Question

How many grams of carbon dioxide gas is dissolved in a 1 L bottle of carbonated water if the manufacturer uses a pressure of 2.4 atm in the bottling process at $25$$^ \circ C$?
Given- ${K_H}$ of $C{O_2}$ in water = $29.76atm{(mol/L)^{ - 1}}$ at $25$$^ \circ C$.
(A) 3.88 g
(B) 4.90 g
(C) 5.33 g
(D) 3.52 g

Answer 1

Hint: First calculate the concentration of $C{O_2}$ in the carbonated water using Henry's Law. Then using it find the moles of $C{O_2}$ present in 1 L of carbonated water and then eventually the weight of $C{O_2}$.

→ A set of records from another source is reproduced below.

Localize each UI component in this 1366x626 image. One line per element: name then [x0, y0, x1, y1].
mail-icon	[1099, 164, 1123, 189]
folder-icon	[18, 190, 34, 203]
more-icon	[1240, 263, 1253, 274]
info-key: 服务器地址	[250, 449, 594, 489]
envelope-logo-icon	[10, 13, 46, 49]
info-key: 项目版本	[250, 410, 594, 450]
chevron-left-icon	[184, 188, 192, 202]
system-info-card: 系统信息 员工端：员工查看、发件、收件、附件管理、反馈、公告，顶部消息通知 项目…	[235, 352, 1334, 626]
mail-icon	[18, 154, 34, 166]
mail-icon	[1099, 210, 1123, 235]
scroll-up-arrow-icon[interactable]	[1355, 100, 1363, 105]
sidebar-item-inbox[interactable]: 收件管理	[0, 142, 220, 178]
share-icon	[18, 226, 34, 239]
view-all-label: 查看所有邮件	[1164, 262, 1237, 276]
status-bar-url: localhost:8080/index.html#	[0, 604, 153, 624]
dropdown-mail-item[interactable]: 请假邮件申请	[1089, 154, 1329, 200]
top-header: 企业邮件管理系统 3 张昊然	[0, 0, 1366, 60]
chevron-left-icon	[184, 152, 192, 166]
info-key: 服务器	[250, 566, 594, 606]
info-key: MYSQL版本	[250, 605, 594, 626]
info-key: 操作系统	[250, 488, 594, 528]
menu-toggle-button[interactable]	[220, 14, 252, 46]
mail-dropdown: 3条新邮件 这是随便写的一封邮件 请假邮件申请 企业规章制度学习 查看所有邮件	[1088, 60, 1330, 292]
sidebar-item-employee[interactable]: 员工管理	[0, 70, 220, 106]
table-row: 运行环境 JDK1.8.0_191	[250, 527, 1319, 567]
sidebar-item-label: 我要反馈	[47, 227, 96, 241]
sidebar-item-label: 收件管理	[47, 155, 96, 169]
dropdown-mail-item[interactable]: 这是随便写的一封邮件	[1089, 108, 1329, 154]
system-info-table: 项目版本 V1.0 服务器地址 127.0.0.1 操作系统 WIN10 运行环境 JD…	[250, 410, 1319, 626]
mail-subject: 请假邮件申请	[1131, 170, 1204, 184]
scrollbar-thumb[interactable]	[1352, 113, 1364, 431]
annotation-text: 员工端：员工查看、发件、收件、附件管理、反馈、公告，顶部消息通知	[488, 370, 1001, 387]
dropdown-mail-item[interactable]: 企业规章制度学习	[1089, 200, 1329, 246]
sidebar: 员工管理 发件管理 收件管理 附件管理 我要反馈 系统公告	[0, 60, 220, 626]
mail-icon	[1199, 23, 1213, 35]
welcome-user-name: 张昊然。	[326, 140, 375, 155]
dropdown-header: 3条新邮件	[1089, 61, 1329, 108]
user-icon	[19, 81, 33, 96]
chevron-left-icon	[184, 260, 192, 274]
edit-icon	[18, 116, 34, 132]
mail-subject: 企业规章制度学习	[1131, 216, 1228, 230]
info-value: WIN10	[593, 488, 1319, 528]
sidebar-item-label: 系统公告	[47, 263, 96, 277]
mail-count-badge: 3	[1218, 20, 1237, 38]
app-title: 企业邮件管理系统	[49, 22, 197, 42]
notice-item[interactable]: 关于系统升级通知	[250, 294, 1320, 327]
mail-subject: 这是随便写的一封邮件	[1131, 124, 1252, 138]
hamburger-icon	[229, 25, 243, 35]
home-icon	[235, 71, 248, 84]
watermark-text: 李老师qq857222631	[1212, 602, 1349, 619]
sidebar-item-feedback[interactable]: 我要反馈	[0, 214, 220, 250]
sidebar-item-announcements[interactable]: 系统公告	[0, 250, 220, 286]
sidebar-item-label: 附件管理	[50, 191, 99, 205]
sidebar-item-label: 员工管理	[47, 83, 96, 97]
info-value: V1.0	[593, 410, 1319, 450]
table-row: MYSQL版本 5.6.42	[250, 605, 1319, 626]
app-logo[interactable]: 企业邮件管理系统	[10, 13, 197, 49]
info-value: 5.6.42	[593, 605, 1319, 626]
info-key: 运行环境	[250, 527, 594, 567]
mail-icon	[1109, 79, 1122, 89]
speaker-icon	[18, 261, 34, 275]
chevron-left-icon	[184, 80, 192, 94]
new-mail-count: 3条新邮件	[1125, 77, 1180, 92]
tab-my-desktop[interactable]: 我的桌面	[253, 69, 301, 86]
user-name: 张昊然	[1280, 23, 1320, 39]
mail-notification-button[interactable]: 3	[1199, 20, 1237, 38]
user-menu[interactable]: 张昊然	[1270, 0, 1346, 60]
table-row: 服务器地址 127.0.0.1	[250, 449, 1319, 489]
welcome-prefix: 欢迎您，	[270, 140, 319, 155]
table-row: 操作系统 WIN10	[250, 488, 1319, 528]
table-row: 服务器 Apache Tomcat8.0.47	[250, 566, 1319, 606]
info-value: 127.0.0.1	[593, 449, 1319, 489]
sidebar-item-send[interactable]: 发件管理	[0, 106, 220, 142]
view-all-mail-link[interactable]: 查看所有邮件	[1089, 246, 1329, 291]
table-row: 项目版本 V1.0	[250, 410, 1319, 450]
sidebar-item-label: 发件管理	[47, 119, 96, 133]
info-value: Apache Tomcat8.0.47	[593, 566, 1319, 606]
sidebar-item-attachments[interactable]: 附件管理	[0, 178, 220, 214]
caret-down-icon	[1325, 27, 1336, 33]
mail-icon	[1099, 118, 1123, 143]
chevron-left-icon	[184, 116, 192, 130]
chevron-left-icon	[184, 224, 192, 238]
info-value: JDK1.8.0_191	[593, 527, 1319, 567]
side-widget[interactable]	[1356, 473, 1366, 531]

Complete step by step solution:
-The dissolved carbon dioxide in carbonated drinks is an example of Henry’s Law. So, first of all we will see what Henry’s Law is.
According to Henry's Law the amount of gas dissolved in a liquid is directly proportional to the partial pressure of the gas above the liquid when the temperature is kept constant. Mathematically it can be written as:
$P\propto C$
$P = {K_H}C$--------------(1)
Here, ${K_H}$ is the constant of proportionality and is also known as Henry’s constant.
$P$ = Partial pressure of the gas in the atmosphere above the liquid
$C$ = Concentration of the dissolved gas.
-Coming back to the question we need to find out the weight of carbon dioxide dissolved in 1 L of carbonated water. So, first of all we will calculate the concentration of $C{O_2}$ using equation (1):
$P = {K_H}C$
The values given in the question are: $P =$ $2.4 atm$; and ${K_H}$ of $C{O_2}$ in water = $29.76atm{(mol/L)^{ - 1}}$. Putting these values in equation (1):
$\implies 2.4atm = 29.76atm{(mol/L)^{ - 1}} \times C$
$\implies C = \dfrac{{2.4atm}}{{29.76atm/(mol/L)}}$
$\implies C = 0.08mol/L$
So, we can say that $0.08$ moles of $C{O_2}$ are present in $1 L$ of the carbonated water. Also remember that the question is talking about 1 L of bottle so the number of moles of $C{O_2}$ involved is $0.08$ moles.
-Now we need to calculate the weight of $0.08$ moles of $C{O_2}$.
The molecular weight of $C{O_2}$ is $44g/mol$.
$\implies n = \dfrac{W}{M}$
$\implies 0.08 = \dfrac{W}{{44}}$
$\implies W = 3.52gm$
Finally we can say that $3.52$ grams of carbon dioxide gas is dissolved in a $1 L$ bottle of carbonated water.

Hence, the correct option will be: (D) 3.52 g

Note: Henry's Law causes the solubility of the $C{O_2}$ in the unopened drink is also high. But when we open the bottle the pressurized $C{O_2}$ gas will escape into the atmosphere because the partial pressure of $C{O_2}$ in the atmosphere above the drink will decrease and so will the solubility. As a result the dissolved $C{O_2}$ will come to the surface of the drink in the form of bubbles or effervescence to escape.